Thursday, December 11, 2008

ASSISTED SUICIDE- WE AFFORD OUR PETS A PRIVILEGE WHICH WE DENY OURSELVES

The debate on assisted suicide rumbles on. Some have suggested that Sky Real Lives’ decision to show the death of Motor Neurone disease sufferer Craig Ewert was a bid for ratings. I didn’t see the documentary, I was out. I didn’t want to see it because I don’t personally agree with broadcasting someone’s death. I didn’t need to see this documentary either, because my father had MND so I am very well aware of how the disease affects its sufferers.

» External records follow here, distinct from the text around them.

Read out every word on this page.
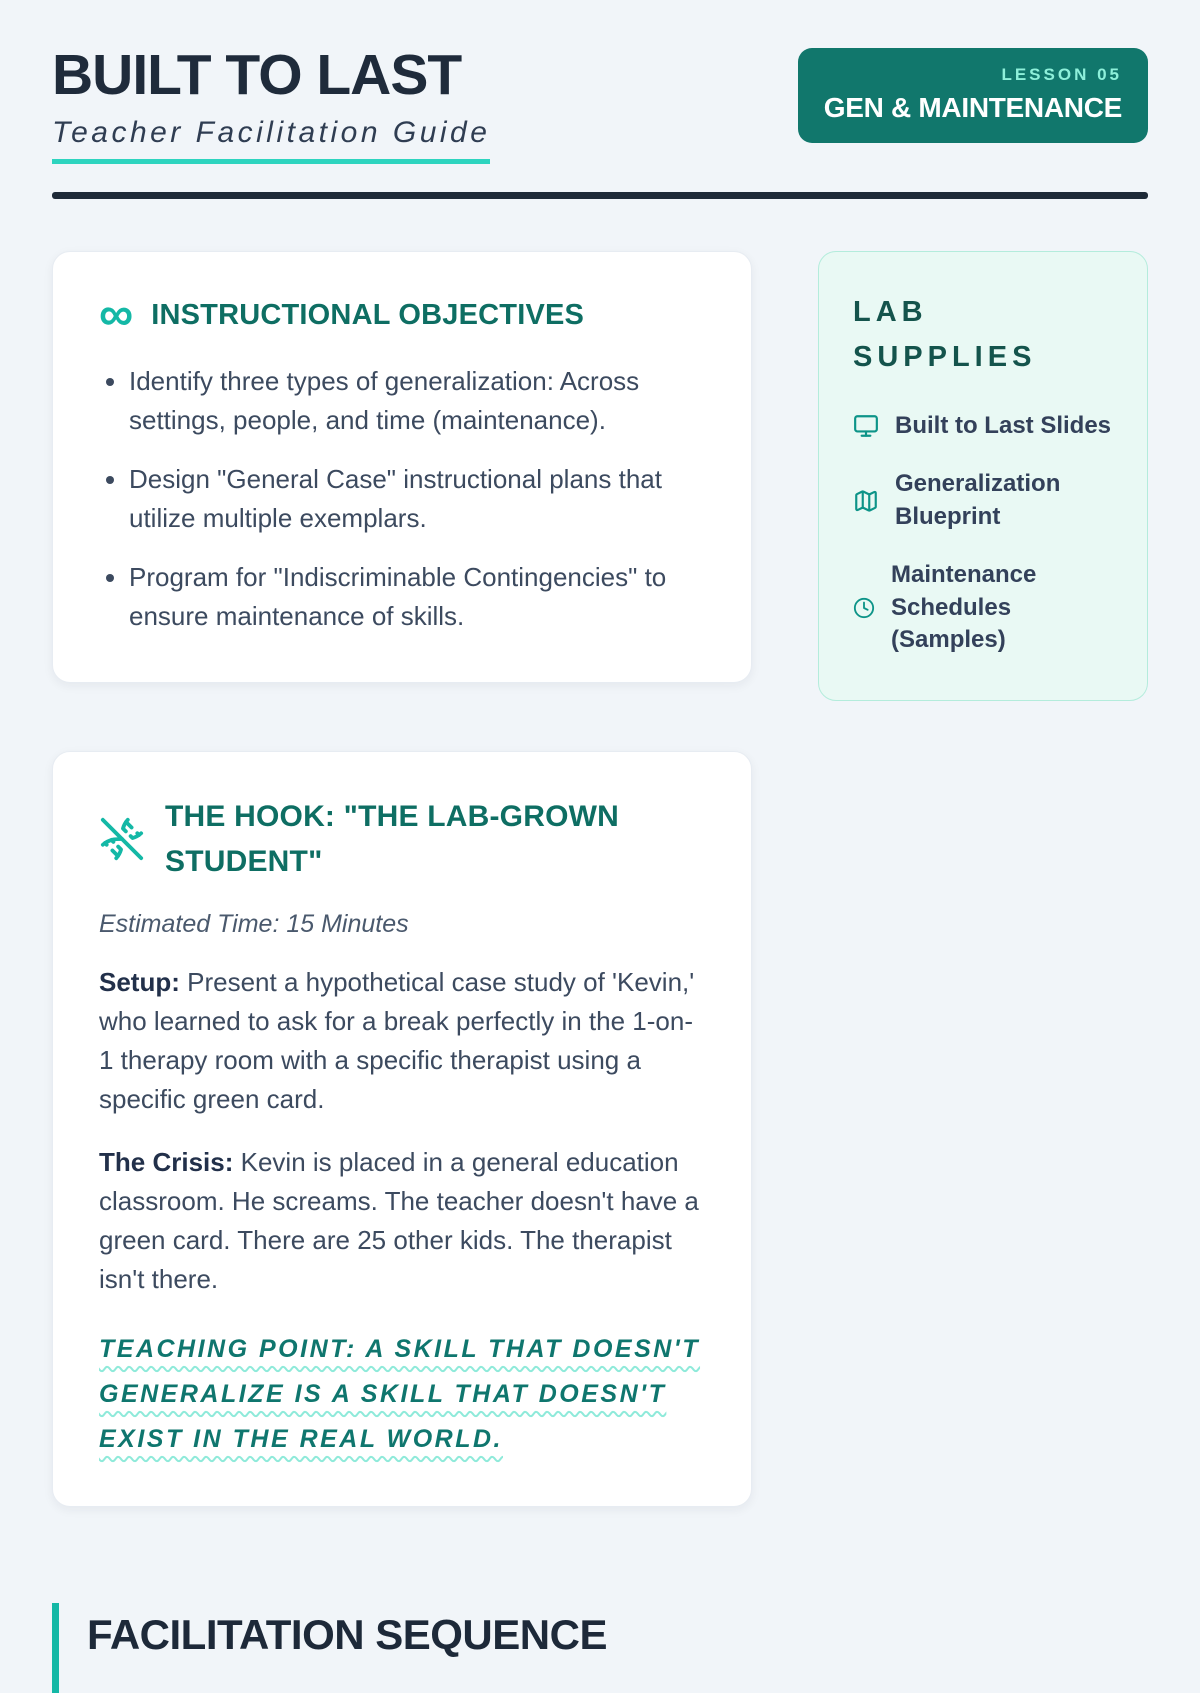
BUILT TO LAST
Teacher Facilitation Guide
LESSON 05
GEN & MAINTENANCE
∞ INSTRUCTIONAL OBJECTIVES
• Identify three types of generalization: Across settings, people, and time (maintenance).
• Design "General Case" instructional plans that utilize multiple exemplars.
• Program for "Indiscriminable Contingencies" to ensure maintenance of skills.
LAB SUPPLIES
Built to Last Slides
Generalization Blueprint
Maintenance Schedules (Samples)
THE HOOK: "THE LAB-GROWN STUDENT"

Estimated Time: 15 Minutes

Setup: Present a hypothetical case study of 'Kevin,' who learned to ask for a break perfectly in the 1-on-1 therapy room with a specific therapist using a specific green card.

The Crisis: Kevin is placed in a general education classroom. He screams. The teacher doesn't have a green card. There are 25 other kids. The therapist isn't there.

TEACHING POINT: A SKILL THAT DOESN'T GENERALIZE IS A SKILL THAT DOESN'T EXIST IN THE REAL WORLD.

FACILITATION SEQUENCE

Bid for ratings or not, I am glad the show was aired. Even if people were drawn to watch Mr Ewert’s last moments through morbid curiosity, hopefully the result will be a heightened awareness of the disease, and more donations to related charities.

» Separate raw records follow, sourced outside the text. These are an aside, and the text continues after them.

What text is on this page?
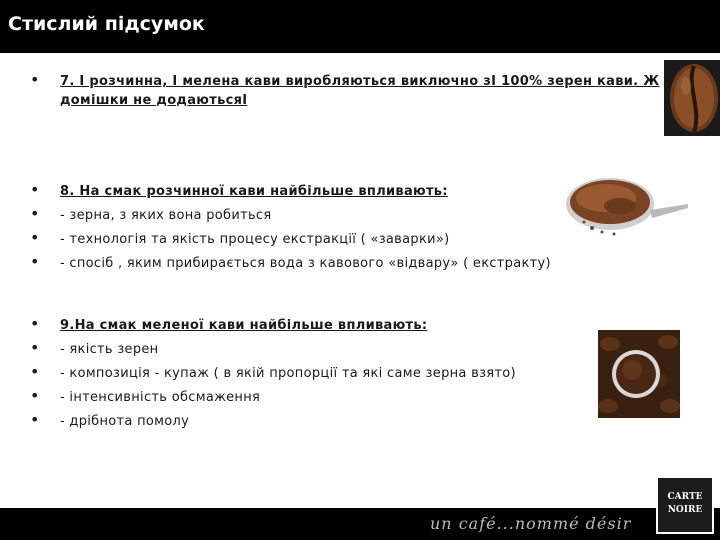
Стислий підсумок
•
7. І розчинна, І мелена кави виробляються виключно зІ 100% зерен кави. Ж
домішки не додаютьсяІ
•
8. На смак розчинної кави найбільше впливають:
•
- зерна, з яких вона робиться
•
- технологія та якість процесу екстракції ( «заварки»)
•
- спосіб , яким прибирається вода з кавового «відвару» ( екстракту)
•
9.На смак меленої кави найбільше впливають:
•
- якість зерен
•
- композиція - купаж ( в якій пропорції та які саме зерна взято)
•
- інтенсивність обсмаження
•
- дрібнота помолу
un café...nommé désir
CARTE
NOIRE
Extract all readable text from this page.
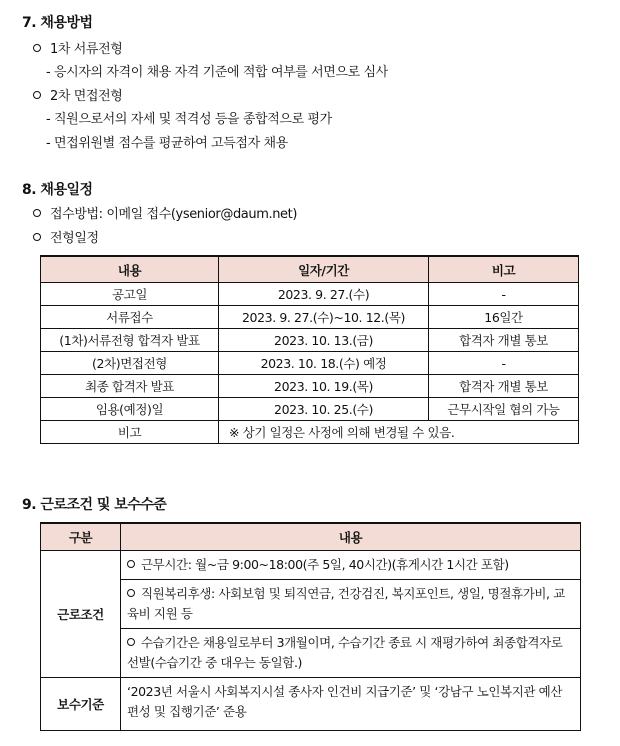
7. 채용방법
1차 서류전형
- 응시자의 자격이 채용 자격 기준에 적합 여부를 서면으로 심사
2차 면접전형
- 직원으로서의 자세 및 적격성 등을 종합적으로 평가
- 면접위원별 점수를 평균하여 고득점자 채용
8. 채용일정
접수방법: 이메일 접수(ysenior@daum.net)
전형일정
내용	일자/기간	비고
공고일	2023. 9. 27.(수)	-
서류접수	2023. 9. 27.(수)~10. 12.(목)	16일간
(1차)서류전형 합격자 발표	2023. 10. 13.(금)	합격자 개별 통보
(2차)면접전형	2023. 10. 18.(수) 예정	-
최종 합격자 발표	2023. 10. 19.(목)	합격자 개별 통보
임용(예정)일	2023. 10. 25.(수)	근무시작일 협의 가능
비고	※ 상기 일정은 사정에 의해 변경될 수 있음.	
9. 근로조건 및 보수수준
구분	내용
근로조건	근무시간: 월~금 9:00~18:00(주 5일, 40시간)(휴게시간 1시간 포함)
	직원복리후생: 사회보험 및 퇴직연금, 건강검진, 복지포인트, 생일, 명절휴가비, 교육비 지원 등
	수습기간은 채용일로부터 3개월이며, 수습기간 종료 시 재평가하여 최종합격자로 선발(수습기간 중 대우는 동일함.)
보수기준	‘2023년 서울시 사회복지시설 종사자 인건비 지급기준’ 및 ‘강남구 노인복지관 예산 편성 및 집행기준’ 준용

Assisted suicide is a very contentious issue. I do recognise fears that if it were legal in this country there could be rare abuses and that checks could be difficult to police. However possible rare cases of abuse do not seem to me to be adequate justification for denying a substantial section of intelligent human society an escape from suffering which we afford our pets.
Unwilling to endure further deterioration, fear, suffering, humiliation and frustration followed by a slow but certain death my father chose a more humane route to the same ultimate destination. Unprepared to risk making his family and friends liable for a charge of murder he was forced to end his life completely alone, and at an earlier stage than he would have chosen, simply because he needed to be physically able to do it.

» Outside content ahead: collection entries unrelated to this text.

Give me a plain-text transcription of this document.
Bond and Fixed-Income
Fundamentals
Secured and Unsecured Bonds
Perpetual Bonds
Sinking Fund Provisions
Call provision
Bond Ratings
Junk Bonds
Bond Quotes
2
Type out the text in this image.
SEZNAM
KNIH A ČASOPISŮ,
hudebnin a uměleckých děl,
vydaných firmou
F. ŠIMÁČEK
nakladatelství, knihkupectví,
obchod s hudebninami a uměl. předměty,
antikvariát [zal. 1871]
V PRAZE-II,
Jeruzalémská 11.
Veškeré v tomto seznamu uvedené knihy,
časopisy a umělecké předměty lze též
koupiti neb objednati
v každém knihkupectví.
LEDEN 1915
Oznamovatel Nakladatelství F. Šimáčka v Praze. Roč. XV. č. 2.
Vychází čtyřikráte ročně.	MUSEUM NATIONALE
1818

The fact that the Mark and Julie James and most in their position aren’t facing prosecution reassures me that while euthanasia remains illegal here, the law does have a human face, and common sense and compassion tend to prevail in these cases. Nevertheless the fact that people in my father’s position have to choose between a lonely, unnecessarily early death, a slow, distressing, death, or potentially making criminals of the people they love is completely unacceptable.
Legalising euthanasia would undeniably require faultless planning to avoid abuse of the system. However there can be no rational, compassionate human being who truly believes that sustaining the “life” we have been given outweighs the human right to make a personal choice to end unbearable suffering which we would not allow an animal to endure.